John Steinbeck vient de faire son entrée dans La Bibliothèque de la Pléiade avec un volume de Romans qui propose la "trilogie du travail" formée par En un combat douteux (1936), Des souris et des hommes (1937) et Les Raisins de la colère (1939), ainsi qu’À l’est d’Éden (1952), roman de la maturité. Le fil conducteur des trois premiers livres, c’est la réaction de l’individu à la pression du groupe. En un combat douteux, qui prône l’action collective, revêt une dimension épique. Des souris et des hommes traduit, par la simplicité de son intrigue et ses ressorts dramatiques, la dimension tragique d’une humanité abandonnée à la fragilité de ses rêves. Les Raisins de la colère, grand roman de la route, entremêle le destin de la famille Joad et des chapitres « collectifs » qui élargissent la perspective à l’ensemble du « peuple ». À l’est d’Éden enfin donne corps à l’imaginaire familial de Steinbeck et illustre la faculté de l’homme à choisir son destin. S’y mêlent souvenirs intimes et éléments allégoriques et historiques ; le bien et le mal s’y livrent une lutte placée sous le signe de Caïn.

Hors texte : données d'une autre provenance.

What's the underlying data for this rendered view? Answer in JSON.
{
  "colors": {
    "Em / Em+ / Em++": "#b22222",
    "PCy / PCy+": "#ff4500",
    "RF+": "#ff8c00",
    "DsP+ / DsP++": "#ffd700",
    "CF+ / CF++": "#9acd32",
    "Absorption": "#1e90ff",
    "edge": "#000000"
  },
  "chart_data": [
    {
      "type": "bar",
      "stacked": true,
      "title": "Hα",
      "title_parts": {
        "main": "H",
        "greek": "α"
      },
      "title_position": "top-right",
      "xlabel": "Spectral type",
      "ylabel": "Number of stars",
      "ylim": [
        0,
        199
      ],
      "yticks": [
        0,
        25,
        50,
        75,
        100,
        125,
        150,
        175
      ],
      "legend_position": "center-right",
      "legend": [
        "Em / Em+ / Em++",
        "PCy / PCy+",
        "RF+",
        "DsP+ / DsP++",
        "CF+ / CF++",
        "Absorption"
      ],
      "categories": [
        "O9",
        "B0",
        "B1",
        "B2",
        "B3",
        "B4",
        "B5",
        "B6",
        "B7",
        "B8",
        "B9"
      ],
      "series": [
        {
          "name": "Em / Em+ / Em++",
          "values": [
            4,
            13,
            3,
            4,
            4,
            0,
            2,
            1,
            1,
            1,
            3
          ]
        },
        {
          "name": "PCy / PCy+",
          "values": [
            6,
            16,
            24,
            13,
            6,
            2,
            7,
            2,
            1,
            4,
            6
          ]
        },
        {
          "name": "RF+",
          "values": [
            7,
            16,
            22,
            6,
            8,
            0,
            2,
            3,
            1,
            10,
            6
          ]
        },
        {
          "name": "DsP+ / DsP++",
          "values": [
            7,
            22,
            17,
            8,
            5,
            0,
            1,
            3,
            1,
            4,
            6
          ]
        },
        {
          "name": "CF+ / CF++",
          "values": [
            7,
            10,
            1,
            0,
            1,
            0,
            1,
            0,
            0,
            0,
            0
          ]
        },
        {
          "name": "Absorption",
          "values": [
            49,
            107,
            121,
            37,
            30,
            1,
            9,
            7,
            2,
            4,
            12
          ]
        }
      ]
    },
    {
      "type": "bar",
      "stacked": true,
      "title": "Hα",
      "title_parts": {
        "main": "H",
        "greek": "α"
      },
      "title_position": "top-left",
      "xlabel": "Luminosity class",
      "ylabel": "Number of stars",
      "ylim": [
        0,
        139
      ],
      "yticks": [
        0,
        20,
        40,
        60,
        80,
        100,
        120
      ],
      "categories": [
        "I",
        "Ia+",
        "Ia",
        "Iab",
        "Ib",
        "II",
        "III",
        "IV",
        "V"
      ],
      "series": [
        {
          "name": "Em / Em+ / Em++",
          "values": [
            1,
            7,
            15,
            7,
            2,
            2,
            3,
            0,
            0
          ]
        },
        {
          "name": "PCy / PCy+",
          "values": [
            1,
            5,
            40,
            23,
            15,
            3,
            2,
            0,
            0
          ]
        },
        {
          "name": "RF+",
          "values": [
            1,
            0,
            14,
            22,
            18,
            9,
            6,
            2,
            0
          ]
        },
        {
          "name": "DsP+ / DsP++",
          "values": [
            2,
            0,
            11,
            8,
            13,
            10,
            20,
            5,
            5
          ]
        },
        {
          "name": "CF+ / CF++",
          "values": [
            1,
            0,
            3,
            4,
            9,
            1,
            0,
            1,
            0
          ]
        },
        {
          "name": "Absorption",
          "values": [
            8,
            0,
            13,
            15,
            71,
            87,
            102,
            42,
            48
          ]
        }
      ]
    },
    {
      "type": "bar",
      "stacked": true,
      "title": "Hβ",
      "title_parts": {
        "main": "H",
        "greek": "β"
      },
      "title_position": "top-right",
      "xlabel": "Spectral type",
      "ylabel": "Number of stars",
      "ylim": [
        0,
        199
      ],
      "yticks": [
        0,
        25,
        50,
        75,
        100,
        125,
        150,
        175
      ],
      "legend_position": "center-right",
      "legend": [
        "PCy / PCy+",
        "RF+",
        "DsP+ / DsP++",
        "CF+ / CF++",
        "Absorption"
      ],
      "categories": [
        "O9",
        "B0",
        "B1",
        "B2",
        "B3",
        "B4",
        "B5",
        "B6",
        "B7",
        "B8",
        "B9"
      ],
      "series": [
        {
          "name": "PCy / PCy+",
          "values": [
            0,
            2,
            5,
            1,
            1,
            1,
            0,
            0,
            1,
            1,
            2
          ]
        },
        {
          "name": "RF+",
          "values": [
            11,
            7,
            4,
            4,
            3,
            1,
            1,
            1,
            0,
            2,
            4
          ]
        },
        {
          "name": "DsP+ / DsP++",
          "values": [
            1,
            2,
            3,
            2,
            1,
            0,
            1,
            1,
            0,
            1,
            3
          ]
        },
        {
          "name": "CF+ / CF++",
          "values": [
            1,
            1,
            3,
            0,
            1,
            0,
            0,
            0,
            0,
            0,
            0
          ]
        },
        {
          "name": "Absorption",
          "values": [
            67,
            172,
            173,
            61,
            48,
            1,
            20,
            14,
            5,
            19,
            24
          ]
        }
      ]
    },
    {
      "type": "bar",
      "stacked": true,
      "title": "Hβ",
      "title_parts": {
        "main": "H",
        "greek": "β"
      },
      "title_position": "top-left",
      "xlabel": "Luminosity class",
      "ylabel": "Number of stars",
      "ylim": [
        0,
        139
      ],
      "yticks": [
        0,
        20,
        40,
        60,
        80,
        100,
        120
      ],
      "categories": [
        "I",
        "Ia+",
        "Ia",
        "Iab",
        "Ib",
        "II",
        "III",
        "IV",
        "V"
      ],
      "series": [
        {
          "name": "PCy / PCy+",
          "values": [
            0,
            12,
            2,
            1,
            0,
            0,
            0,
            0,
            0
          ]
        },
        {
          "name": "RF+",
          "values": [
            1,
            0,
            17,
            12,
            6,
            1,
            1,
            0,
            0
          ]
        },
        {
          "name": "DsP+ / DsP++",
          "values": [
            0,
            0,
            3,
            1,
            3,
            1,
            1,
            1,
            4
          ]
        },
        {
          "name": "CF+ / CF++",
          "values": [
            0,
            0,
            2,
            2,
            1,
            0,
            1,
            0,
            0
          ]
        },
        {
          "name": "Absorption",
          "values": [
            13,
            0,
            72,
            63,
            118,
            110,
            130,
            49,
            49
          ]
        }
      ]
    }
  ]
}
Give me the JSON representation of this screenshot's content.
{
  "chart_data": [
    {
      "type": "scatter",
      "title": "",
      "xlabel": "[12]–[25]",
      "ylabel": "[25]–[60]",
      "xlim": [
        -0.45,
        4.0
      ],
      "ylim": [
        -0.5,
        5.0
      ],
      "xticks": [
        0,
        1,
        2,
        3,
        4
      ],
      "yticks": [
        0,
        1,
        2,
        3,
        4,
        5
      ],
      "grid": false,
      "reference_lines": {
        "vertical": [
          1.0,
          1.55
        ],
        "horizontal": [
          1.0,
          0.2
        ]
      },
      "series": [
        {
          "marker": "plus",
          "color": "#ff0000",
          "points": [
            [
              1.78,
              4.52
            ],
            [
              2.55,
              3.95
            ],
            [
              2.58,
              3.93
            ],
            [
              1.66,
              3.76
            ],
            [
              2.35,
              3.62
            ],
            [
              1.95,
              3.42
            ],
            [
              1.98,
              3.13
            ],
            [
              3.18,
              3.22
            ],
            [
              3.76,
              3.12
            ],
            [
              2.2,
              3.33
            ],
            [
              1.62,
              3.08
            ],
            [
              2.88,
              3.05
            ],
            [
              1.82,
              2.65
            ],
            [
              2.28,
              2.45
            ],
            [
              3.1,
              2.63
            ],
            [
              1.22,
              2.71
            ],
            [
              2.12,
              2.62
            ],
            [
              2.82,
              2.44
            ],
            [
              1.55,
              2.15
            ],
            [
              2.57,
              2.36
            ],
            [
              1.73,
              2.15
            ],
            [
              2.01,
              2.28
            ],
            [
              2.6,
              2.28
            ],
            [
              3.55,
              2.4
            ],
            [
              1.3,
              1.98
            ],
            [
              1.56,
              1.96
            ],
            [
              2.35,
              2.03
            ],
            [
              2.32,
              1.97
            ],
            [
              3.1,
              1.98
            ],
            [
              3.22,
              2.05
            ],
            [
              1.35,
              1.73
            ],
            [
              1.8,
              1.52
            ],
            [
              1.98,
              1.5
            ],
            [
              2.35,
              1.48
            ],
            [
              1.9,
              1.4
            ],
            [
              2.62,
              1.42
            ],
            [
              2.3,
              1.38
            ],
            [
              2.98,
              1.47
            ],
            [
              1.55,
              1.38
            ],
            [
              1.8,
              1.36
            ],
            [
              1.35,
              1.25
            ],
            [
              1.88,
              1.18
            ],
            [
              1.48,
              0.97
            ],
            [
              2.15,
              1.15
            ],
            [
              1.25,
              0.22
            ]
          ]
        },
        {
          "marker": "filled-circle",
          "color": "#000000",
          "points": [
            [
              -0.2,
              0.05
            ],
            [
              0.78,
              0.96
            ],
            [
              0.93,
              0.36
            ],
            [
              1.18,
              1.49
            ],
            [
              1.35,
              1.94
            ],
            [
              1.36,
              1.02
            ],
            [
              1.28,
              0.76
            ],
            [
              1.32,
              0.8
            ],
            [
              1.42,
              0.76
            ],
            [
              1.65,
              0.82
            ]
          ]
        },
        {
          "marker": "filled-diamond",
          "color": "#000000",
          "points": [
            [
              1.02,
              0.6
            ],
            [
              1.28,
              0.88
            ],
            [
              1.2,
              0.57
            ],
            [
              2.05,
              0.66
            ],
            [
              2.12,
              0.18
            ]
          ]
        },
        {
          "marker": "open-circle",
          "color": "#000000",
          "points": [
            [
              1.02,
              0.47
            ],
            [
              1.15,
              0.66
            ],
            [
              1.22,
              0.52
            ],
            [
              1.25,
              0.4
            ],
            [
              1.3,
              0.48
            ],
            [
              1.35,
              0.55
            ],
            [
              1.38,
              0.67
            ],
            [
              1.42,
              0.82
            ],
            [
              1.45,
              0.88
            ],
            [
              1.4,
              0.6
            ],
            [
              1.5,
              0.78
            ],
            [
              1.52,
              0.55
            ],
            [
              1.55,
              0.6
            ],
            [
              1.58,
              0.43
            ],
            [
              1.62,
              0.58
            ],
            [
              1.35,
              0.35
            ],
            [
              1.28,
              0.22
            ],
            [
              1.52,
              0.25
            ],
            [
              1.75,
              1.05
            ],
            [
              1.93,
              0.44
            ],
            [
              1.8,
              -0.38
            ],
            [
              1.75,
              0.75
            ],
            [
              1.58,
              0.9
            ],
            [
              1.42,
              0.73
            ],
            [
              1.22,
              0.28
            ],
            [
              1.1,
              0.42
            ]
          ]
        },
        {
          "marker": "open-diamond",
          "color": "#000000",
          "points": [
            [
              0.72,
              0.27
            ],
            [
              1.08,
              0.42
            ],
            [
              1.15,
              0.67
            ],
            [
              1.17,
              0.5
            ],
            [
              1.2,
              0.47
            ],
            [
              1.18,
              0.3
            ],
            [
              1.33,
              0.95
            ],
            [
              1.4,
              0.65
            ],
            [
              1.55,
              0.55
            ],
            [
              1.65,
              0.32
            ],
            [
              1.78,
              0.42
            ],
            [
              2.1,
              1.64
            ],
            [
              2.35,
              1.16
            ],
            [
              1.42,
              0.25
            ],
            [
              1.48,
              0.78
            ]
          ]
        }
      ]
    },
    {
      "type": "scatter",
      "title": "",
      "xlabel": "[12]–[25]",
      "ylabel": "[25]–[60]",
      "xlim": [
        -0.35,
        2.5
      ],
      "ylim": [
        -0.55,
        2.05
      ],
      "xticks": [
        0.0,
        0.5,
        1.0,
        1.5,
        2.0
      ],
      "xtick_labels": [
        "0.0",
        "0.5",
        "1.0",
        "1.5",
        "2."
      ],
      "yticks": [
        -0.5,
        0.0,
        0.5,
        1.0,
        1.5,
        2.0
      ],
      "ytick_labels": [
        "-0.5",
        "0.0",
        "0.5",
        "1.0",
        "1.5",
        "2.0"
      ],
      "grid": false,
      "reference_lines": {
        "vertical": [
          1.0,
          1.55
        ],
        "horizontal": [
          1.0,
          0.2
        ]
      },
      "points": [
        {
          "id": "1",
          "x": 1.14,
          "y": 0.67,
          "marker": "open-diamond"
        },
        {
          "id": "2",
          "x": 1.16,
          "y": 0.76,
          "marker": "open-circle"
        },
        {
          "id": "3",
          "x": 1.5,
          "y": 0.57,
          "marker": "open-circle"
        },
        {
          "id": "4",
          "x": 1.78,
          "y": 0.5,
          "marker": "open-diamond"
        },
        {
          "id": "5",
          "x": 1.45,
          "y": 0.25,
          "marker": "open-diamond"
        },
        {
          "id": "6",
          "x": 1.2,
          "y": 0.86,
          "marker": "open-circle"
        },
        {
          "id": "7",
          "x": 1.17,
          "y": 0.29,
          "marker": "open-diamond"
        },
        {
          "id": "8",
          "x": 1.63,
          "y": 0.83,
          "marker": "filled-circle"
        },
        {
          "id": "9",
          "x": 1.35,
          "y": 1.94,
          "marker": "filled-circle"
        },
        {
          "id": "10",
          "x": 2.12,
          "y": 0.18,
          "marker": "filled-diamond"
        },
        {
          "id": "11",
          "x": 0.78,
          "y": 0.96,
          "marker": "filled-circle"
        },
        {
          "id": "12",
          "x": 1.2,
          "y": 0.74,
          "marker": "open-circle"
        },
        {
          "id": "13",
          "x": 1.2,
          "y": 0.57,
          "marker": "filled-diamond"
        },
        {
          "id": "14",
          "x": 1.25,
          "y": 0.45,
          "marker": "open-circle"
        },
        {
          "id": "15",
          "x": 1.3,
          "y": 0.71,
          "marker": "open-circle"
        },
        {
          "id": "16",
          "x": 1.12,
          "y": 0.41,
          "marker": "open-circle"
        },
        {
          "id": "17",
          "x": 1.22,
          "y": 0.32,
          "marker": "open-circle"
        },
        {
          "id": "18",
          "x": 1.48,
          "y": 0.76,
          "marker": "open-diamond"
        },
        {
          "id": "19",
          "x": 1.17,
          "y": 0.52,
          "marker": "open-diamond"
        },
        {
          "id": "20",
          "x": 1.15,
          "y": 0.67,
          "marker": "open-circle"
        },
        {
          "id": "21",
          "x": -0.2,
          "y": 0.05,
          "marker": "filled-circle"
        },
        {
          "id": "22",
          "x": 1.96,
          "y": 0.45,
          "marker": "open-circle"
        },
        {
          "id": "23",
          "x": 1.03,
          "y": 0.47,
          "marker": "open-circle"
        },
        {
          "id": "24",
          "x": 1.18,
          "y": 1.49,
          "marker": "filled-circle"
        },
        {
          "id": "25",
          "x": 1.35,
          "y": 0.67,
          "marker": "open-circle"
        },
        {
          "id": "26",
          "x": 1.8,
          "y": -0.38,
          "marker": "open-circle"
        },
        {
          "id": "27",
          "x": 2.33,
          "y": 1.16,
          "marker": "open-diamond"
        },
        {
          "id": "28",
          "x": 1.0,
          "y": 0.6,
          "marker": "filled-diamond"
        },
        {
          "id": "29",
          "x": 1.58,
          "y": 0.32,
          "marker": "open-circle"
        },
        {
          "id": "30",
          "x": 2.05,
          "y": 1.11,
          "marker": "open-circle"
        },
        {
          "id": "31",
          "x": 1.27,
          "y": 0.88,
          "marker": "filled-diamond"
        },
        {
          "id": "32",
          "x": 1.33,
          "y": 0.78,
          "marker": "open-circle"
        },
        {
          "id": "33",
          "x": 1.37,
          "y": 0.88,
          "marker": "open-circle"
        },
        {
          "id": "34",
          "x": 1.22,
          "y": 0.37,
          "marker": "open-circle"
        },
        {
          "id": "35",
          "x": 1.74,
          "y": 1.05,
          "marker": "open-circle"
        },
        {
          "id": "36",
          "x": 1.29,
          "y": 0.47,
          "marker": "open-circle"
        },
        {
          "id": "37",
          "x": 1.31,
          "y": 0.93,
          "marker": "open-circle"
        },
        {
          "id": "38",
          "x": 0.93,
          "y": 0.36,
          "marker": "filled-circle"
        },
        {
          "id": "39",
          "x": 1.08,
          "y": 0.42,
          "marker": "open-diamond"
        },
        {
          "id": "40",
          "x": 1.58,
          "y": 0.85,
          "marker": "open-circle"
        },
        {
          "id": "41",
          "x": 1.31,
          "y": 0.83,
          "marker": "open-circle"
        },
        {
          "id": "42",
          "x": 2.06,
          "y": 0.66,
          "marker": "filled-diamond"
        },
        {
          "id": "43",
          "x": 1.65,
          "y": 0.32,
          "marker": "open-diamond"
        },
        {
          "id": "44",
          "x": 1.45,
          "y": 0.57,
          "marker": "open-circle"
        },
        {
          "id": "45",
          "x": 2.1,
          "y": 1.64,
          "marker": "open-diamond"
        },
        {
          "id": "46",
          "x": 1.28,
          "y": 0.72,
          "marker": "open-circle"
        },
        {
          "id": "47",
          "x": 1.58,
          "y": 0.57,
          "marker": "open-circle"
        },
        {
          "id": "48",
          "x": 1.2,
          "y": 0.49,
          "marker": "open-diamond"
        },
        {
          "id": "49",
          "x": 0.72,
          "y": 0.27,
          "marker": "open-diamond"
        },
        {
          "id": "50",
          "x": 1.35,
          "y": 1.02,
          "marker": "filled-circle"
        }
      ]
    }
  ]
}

Après les Jours de travail, le journal des Raisins de la colère l'an passé, les éditions Seghers publient ces jours-ci la correspondance de Steinbeck à son éditeur lors de la rédaction d'A l'Est d'Eden, sous le titre Les lettres d'À l'est d'Eden. Journal d'un roman. En réalité, une longue lettre qu'il écrit quotidiennement à son ami et éditeur, Pat Covici, lettre ininterrompue qui a une triple vocation : elle le prépare physiquement et psychiquement à la rédaction de ses feuillets du jour ; elle offre un laboratoire dans lequel il revient sur les ambitions du chapitre en cours ; elle lui permet de tenir la chronique de la création, réflexion sur le temps, la littérature, l'inspiration, l’œuvre à l’œuvre.
Rappelons aussi la traduction l'an passé du Journal russe (Gallimard), récit du voyage de quarante jours entrepris par John Steinbeck avec Robert Capa en 1947, de Moscou à Stalingrad en passant par la Géorgie et l’Ukraine pour un reportage destiné au New York Herald Tribune. Mais aussi la nouvelle traduction de Des souris et des hommes par Agnès Desarthe, qui n'a curieusement pas été retenue pour le volume des Romans dans La Pléiade.